Picking up on concepts I've neglected.
As I continue down my job-hunt search, many things are apparent. I have not actually just "coded" in years. What should be simple tasks for any computer science graduate, I struggle through. Some could be chalked up to bad timing ... just being caught off-guard/unprepared for the question. But usually I am just being hit with something simple that I have not done in years.
In my last year at the "company that shall not yet be named", amongst other things, I:
- re-designed our application's UI and doctored up (HTML structure, SCSS) new features; overhauled UX pain-points
- optimized our Azure infrastructure
- designed a new approach for accessing our customer's data
- upgraded application framework to .NET Core 3.1 (on the way to .NET 5)
One of the downsides of small-team development, is that many times an individual has to wear multiple hats. I've specialized in this over the years and it was once an asset. For example: even as a project lead/lead server developer, there was no-one available to work on the UI/UX. So ... since I had my start writing HTML UIs back in 1998, I stepped up to the plate. I wanted the project to be successful, so I did everything I was able to try and make it a success. Alas, it was not meant to be.
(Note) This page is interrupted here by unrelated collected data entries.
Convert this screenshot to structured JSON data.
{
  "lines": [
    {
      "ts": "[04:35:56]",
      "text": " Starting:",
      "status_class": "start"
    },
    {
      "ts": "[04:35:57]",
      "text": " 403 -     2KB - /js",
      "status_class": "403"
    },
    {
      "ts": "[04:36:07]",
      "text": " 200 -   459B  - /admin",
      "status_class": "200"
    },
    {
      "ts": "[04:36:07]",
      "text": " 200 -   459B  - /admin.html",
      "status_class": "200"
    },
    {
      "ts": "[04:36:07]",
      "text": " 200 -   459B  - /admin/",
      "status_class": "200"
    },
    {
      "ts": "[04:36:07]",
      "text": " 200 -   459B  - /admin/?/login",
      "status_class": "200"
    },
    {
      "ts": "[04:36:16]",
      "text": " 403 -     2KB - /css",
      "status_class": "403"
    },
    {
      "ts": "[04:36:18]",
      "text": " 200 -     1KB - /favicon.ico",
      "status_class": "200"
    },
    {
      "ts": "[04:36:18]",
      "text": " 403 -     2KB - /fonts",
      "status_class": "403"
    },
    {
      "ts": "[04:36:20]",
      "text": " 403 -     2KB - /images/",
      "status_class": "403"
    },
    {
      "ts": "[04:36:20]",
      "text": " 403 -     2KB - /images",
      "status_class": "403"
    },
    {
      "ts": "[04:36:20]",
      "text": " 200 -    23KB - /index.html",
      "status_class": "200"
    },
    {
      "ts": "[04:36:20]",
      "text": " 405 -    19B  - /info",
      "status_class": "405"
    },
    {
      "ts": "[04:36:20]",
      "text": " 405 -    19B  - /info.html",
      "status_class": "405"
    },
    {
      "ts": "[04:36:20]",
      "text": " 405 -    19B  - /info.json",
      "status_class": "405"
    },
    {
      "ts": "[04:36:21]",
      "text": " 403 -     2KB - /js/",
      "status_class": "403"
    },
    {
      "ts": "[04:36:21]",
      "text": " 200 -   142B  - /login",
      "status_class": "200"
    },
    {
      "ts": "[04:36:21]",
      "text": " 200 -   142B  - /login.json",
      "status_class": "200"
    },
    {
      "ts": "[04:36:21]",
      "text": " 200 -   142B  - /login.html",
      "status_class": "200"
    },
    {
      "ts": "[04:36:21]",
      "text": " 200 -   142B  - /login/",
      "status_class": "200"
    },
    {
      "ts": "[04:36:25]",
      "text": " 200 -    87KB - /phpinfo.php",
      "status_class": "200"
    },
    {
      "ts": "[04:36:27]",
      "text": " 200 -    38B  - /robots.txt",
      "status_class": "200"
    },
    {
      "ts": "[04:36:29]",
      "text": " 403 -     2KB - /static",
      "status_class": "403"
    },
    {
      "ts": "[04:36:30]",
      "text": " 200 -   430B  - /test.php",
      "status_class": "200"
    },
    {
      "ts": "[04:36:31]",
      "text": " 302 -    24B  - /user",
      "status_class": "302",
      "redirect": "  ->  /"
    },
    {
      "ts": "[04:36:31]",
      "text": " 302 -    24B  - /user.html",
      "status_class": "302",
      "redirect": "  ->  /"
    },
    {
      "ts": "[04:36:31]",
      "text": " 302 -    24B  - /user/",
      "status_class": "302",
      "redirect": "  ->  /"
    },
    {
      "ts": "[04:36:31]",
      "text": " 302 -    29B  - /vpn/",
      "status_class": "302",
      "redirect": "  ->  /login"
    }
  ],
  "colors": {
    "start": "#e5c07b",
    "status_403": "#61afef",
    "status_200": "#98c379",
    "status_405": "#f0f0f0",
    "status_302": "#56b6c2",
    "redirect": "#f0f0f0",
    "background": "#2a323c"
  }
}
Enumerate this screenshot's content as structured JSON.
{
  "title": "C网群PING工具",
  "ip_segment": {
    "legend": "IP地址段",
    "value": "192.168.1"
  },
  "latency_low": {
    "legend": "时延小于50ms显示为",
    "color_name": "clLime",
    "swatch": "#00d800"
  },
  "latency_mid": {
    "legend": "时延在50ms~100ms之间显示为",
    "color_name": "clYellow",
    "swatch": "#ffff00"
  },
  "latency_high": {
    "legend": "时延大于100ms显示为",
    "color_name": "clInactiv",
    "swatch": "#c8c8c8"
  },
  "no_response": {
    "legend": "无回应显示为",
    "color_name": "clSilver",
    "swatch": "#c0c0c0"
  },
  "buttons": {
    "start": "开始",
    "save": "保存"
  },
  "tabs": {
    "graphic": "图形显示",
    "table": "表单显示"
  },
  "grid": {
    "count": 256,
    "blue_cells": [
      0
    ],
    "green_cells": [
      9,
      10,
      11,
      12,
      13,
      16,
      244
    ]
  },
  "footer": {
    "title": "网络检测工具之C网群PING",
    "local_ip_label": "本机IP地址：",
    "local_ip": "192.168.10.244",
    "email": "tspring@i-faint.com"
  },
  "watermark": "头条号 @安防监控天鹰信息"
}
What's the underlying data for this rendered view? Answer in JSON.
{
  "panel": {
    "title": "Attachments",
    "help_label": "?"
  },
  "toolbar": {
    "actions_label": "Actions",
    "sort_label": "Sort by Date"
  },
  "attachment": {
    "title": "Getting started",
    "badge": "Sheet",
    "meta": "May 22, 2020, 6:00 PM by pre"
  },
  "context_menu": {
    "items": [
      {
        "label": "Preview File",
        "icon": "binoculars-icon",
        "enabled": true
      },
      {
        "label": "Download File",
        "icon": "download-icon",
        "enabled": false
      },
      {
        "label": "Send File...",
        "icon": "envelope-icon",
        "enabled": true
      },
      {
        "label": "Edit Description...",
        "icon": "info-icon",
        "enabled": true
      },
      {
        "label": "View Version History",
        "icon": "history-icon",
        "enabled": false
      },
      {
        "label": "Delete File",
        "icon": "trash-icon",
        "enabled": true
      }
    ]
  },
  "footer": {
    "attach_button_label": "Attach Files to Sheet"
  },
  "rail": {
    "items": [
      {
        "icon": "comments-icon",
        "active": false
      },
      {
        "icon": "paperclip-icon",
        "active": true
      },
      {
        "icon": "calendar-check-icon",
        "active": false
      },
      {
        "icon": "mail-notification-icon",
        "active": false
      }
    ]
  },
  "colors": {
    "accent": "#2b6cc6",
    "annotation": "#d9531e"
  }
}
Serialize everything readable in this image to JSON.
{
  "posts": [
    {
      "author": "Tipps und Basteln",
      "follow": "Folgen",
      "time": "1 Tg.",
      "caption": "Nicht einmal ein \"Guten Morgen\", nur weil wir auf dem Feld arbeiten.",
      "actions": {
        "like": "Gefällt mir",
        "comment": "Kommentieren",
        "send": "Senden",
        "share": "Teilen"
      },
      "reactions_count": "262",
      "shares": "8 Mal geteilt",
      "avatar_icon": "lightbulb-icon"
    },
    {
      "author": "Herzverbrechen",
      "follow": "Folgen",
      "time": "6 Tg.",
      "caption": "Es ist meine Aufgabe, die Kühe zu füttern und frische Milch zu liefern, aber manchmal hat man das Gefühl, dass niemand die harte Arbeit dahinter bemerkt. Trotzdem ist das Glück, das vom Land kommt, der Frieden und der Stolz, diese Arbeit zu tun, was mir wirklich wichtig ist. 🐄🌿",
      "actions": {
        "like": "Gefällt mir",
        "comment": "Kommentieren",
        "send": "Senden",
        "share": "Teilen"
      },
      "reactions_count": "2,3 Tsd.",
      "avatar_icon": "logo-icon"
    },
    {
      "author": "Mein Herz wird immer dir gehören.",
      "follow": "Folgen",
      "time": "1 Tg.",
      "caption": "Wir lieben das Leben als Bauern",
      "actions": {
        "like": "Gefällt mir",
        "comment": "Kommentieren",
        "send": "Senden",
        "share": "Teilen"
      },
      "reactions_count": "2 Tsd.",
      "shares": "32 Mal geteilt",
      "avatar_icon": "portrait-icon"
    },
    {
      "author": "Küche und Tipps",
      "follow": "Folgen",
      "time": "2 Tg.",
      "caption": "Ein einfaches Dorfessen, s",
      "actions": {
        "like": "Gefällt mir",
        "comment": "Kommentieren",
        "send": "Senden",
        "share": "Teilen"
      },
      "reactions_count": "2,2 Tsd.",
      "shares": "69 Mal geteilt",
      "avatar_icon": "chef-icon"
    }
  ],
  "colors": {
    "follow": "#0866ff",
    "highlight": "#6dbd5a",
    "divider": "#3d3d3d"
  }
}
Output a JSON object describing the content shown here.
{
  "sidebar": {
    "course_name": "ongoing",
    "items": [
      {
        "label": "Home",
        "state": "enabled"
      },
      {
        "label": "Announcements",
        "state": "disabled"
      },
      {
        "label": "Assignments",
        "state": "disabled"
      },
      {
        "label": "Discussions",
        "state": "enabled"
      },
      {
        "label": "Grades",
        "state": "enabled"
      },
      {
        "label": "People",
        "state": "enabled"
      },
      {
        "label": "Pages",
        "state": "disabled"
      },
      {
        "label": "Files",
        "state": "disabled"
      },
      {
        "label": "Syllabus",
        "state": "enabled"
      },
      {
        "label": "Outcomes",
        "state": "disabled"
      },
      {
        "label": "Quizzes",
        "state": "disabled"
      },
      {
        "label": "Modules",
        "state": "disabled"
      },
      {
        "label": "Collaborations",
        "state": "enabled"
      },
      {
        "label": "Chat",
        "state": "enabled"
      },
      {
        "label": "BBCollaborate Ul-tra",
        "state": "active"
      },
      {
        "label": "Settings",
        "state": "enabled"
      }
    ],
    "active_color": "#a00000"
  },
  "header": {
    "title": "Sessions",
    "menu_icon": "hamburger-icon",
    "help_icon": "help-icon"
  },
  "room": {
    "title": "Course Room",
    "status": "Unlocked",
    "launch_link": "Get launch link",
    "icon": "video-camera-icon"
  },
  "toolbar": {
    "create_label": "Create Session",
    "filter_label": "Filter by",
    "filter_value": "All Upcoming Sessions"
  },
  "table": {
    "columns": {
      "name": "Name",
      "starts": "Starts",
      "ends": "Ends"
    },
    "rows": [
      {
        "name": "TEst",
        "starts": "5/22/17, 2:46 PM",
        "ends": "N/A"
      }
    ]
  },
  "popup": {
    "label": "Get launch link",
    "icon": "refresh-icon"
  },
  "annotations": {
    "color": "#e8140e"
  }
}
In the long-run it seems though, I may have done my career a disservice. Focusing on multiple types of tasking is great for a small-team. However larger teams and organizations mostly expect a concentrated effort in your chosen field, and one must be able to excel at all times. A recent graduate from a solid school can score better than me on technical interviews/tests, and that can not be acceptable. Even if I lament the idea of "text-book" testing, hiring managers these days love it.
I need to do better and I need to get back those skills I basically stopped using 10-12-14 years ago!
So, to that end, I have created a pair (of mostly useless) github repos with my attempt to pick up on a few things such as:
- working with XUnit and CodeCoverage tools
- playing with a bit of "metal" (as compared to just the "glass")
- GitHub actions
If interested, jump on over and check them out!
Now, these are not meant to contain any type of breakthrough or aha moments. I'm not even claiming the code is good as for sure optimizations and structures can be refactored. Easily 99% of the credit in the "ringarray" repo can be attributed to Mr. GL (thank you) ... but these again are just meant to give me experimental/experiential examples to play with!
Thanks for reading ... Happy Coding!